Pros
Really good benefits (dental, health, 401K, expense phone & Ubers) Great Uptown Dallas location. Nice facility, but the separation of the company (located on Floors 3, 4, and 15) creates a huge divide.
Cons
Really the biggest con here is as an entry-level employee you will feel completely expendable. You are simply a number on an excel sheet, and are being micro managed every day to answer incoming calls from angry customers about an industry you never cared about, in painfully outdated software that shows no sign of improvement. And so much it is out of your control, you are plagued by poor decisions from upper management (and they will never ask for your ideas to improve it). I was recruited out of college. Sold on the young fun culture and atmosphere. Your fellow recruits will be awesome, and you'll make a lot of friends fast.
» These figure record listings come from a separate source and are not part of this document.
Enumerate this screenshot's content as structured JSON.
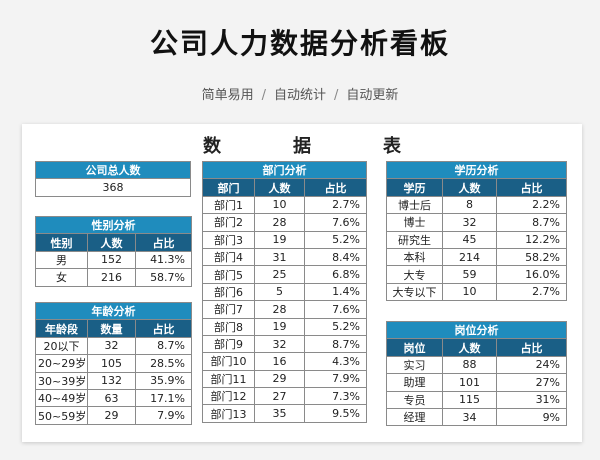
{
  "header": {
    "title": "公司人力数据分析看板",
    "subtitle": [
      "简单易用",
      "自动统计",
      "自动更新"
    ]
  },
  "sheet": {
    "title_chars": [
      "数",
      "据",
      "表"
    ]
  },
  "total": {
    "title": "公司总人数",
    "value": "368"
  },
  "gender": {
    "title": "性别分析",
    "columns": [
      "性别",
      "人数",
      "占比"
    ],
    "rows": [
      [
        "男",
        "152",
        "41.3%"
      ],
      [
        "女",
        "216",
        "58.7%"
      ]
    ]
  },
  "age": {
    "title": "年龄分析",
    "columns": [
      "年龄段",
      "数量",
      "占比"
    ],
    "rows": [
      [
        "20以下",
        "32",
        "8.7%"
      ],
      [
        "20~29岁",
        "105",
        "28.5%"
      ],
      [
        "30~39岁",
        "132",
        "35.9%"
      ],
      [
        "40~49岁",
        "63",
        "17.1%"
      ],
      [
        "50~59岁",
        "29",
        "7.9%"
      ]
    ]
  },
  "dept": {
    "title": "部门分析",
    "columns": [
      "部门",
      "人数",
      "占比"
    ],
    "rows": [
      [
        "部门1",
        "10",
        "2.7%"
      ],
      [
        "部门2",
        "28",
        "7.6%"
      ],
      [
        "部门3",
        "19",
        "5.2%"
      ],
      [
        "部门4",
        "31",
        "8.4%"
      ],
      [
        "部门5",
        "25",
        "6.8%"
      ],
      [
        "部门6",
        "5",
        "1.4%"
      ],
      [
        "部门7",
        "28",
        "7.6%"
      ],
      [
        "部门8",
        "19",
        "5.2%"
      ],
      [
        "部门9",
        "32",
        "8.7%"
      ],
      [
        "部门10",
        "16",
        "4.3%"
      ],
      [
        "部门11",
        "29",
        "7.9%"
      ],
      [
        "部门12",
        "27",
        "7.3%"
      ],
      [
        "部门13",
        "35",
        "9.5%"
      ]
    ]
  },
  "edu": {
    "title": "学历分析",
    "columns": [
      "学历",
      "人数",
      "占比"
    ],
    "rows": [
      [
        "博士后",
        "8",
        "2.2%"
      ],
      [
        "博士",
        "32",
        "8.7%"
      ],
      [
        "研究生",
        "45",
        "12.2%"
      ],
      [
        "本科",
        "214",
        "58.2%"
      ],
      [
        "大专",
        "59",
        "16.0%"
      ],
      [
        "大专以下",
        "10",
        "2.7%"
      ]
    ]
  },
  "post": {
    "title": "岗位分析",
    "columns": [
      "岗位",
      "人数",
      "占比"
    ],
    "rows": [
      [
        "实习",
        "88",
        "24%"
      ],
      [
        "助理",
        "101",
        "27%"
      ],
      [
        "专员",
        "115",
        "31%"
      ],
      [
        "经理",
        "34",
        "9%"
      ]
    ]
  }
}
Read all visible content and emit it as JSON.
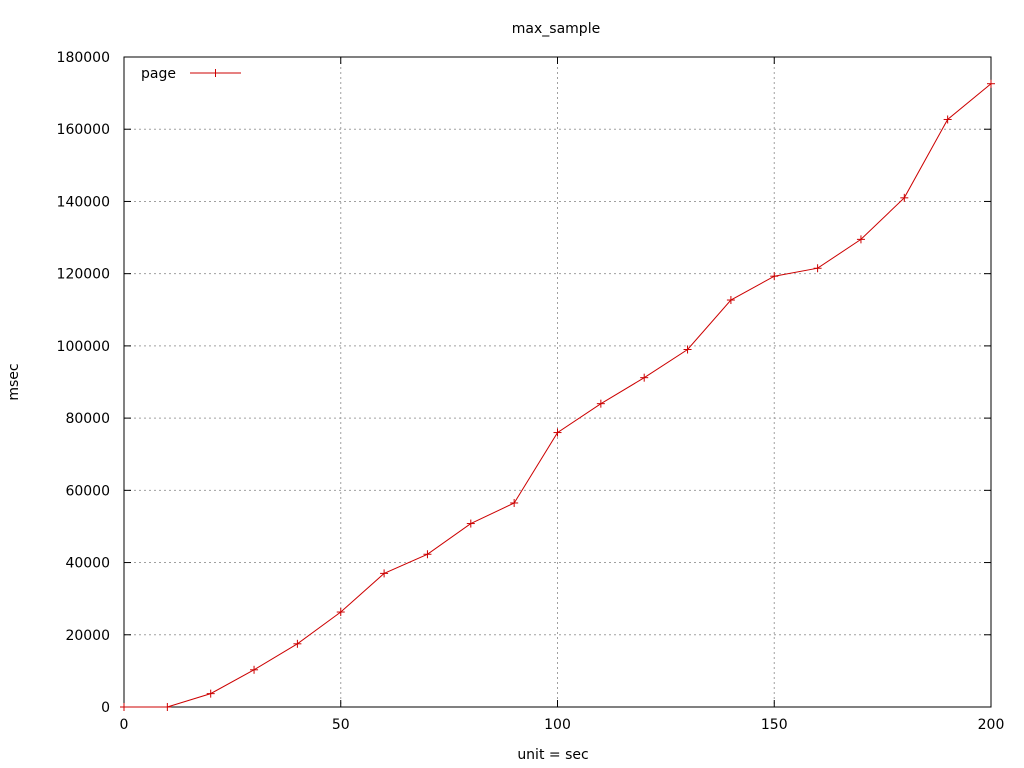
{
  "chart_data": {
    "type": "line",
    "title": "max_sample",
    "xlabel": "unit = sec",
    "ylabel": "msec",
    "xlim": [
      0,
      200
    ],
    "ylim": [
      0,
      180000
    ],
    "x_ticks": [
      0,
      50,
      100,
      150,
      200
    ],
    "y_ticks": [
      0,
      20000,
      40000,
      60000,
      80000,
      100000,
      120000,
      140000,
      160000,
      180000
    ],
    "grid": true,
    "legend_position": "top-left",
    "series": [
      {
        "name": "page",
        "color": "#cc0000",
        "marker": "plus",
        "x": [
          0,
          10,
          20,
          30,
          40,
          50,
          60,
          70,
          80,
          90,
          100,
          110,
          120,
          130,
          140,
          150,
          160,
          170,
          180,
          190,
          200
        ],
        "y": [
          0,
          0,
          3700,
          10300,
          17500,
          26300,
          37000,
          42300,
          50800,
          56500,
          76000,
          84000,
          91200,
          99000,
          112700,
          119300,
          121500,
          129500,
          141000,
          162700,
          172600
        ]
      }
    ]
  }
}
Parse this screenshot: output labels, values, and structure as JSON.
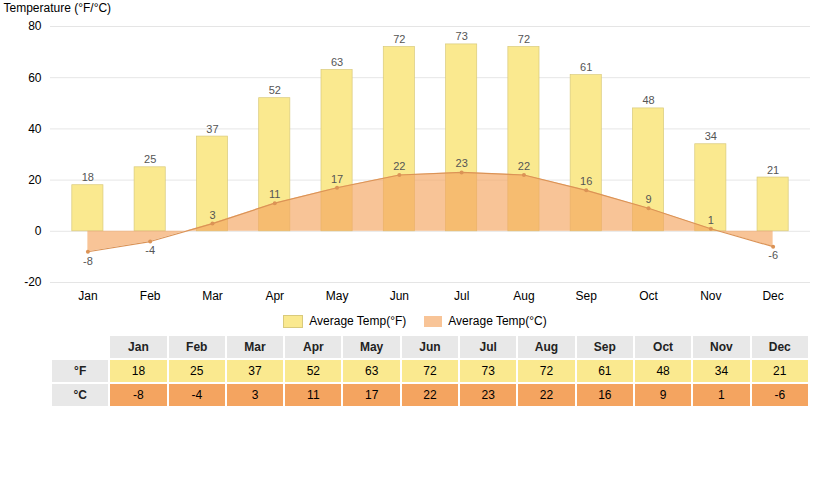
{
  "chart_data": {
    "type": "bar",
    "categories": [
      "Jan",
      "Feb",
      "Mar",
      "Apr",
      "May",
      "Jun",
      "Jul",
      "Aug",
      "Sep",
      "Oct",
      "Nov",
      "Dec"
    ],
    "series": [
      {
        "name": "Average Temp(°F)",
        "type": "bar",
        "color": "#FAE98F",
        "values": [
          18,
          25,
          37,
          52,
          63,
          72,
          73,
          72,
          61,
          48,
          34,
          21
        ]
      },
      {
        "name": "Average Temp(°C)",
        "type": "area",
        "color": "#F4A460",
        "values": [
          -8,
          -4,
          3,
          11,
          17,
          22,
          23,
          22,
          16,
          9,
          1,
          -6
        ]
      }
    ],
    "ylabel": "Temperature (°F/°C)",
    "ylim": [
      -20,
      80
    ],
    "yticks": [
      -20,
      0,
      20,
      40,
      60,
      80
    ],
    "grid": true,
    "legend": "bottom",
    "data_labels": true,
    "table_row_labels": [
      "°F",
      "°C"
    ]
  }
}
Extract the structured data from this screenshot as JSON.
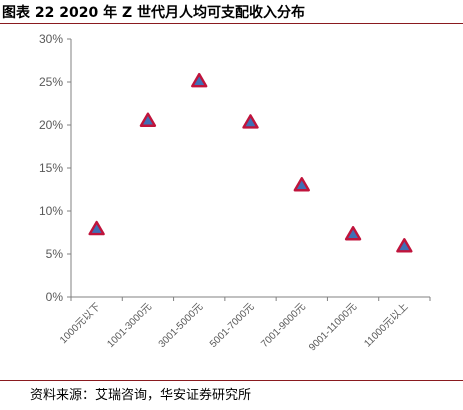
{
  "figure": {
    "title": "图表 22 2020 年 Z 世代月人均可支配收入分布",
    "source": "资料来源：艾瑞咨询，华安证券研究所"
  },
  "chart_data": {
    "type": "scatter",
    "marker": "triangle",
    "marker_fill": "#3f6fb5",
    "marker_edge": "#c0143c",
    "categories": [
      "1000元以下",
      "1001-3000元",
      "3001-5000元",
      "5001-7000元",
      "7001-9000元",
      "9001-11000元",
      "11000元以上"
    ],
    "values": [
      7.9,
      20.5,
      25.1,
      20.3,
      13.0,
      7.3,
      5.9
    ],
    "y_ticks": [
      "0%",
      "5%",
      "10%",
      "15%",
      "20%",
      "25%",
      "30%"
    ],
    "ylim": [
      0,
      30
    ],
    "title": "",
    "xlabel": "",
    "ylabel": "",
    "grid": false
  }
}
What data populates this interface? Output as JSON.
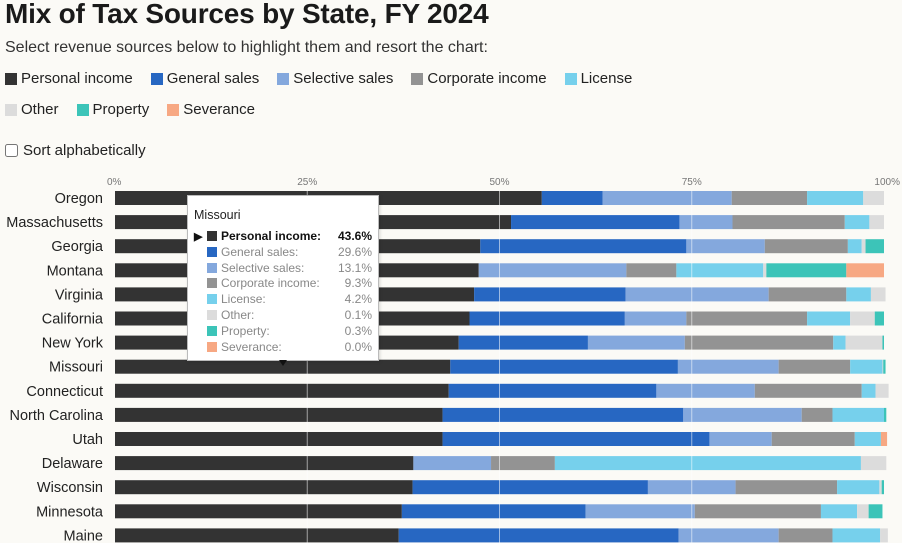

But expect many of them to be fired before completing training. Saw a lot of good people go, just because a manager didn't like them personally. During recruitment you will be sold on a fun culture and fast track of growth/success. Don't be fooled. We were told 6-8 months in customer service, many have now spent over a year. And it's NOT easy. The platform the business is built on is extremely old and difficult to use (the customers are also old, blue collar workers who barely know how to search on Google). There are no signs of commitment from leadership to improve their product. They promote from within (sounds great right? No.) So, now you have a bunch of 30 somethings who have not worked ANYWHERE else out of school and are in positions they are so obviously not qualified for. And they're not going anywhere, so the growth from entry level will be very slow. Most of them are cool people, but simply lack any real world experience to bring any forward-thinking value to new employees. Turnover is high, there is a complete lack of innovation or direction from leadership, everyone is just faking it day to day. No one actually seems committed to improving the business. For example, a 14 year old CRM system was replaced with a 12 year old CRM system in 2016. What the heck!? How does a decision like this even get passed? There is so much back-tracking technology-wise (LiveChat) it’s just painful. Especially because of how successful ISN is – there is absolutely the money for growth and innovation. Just no vision, and certainly no execution.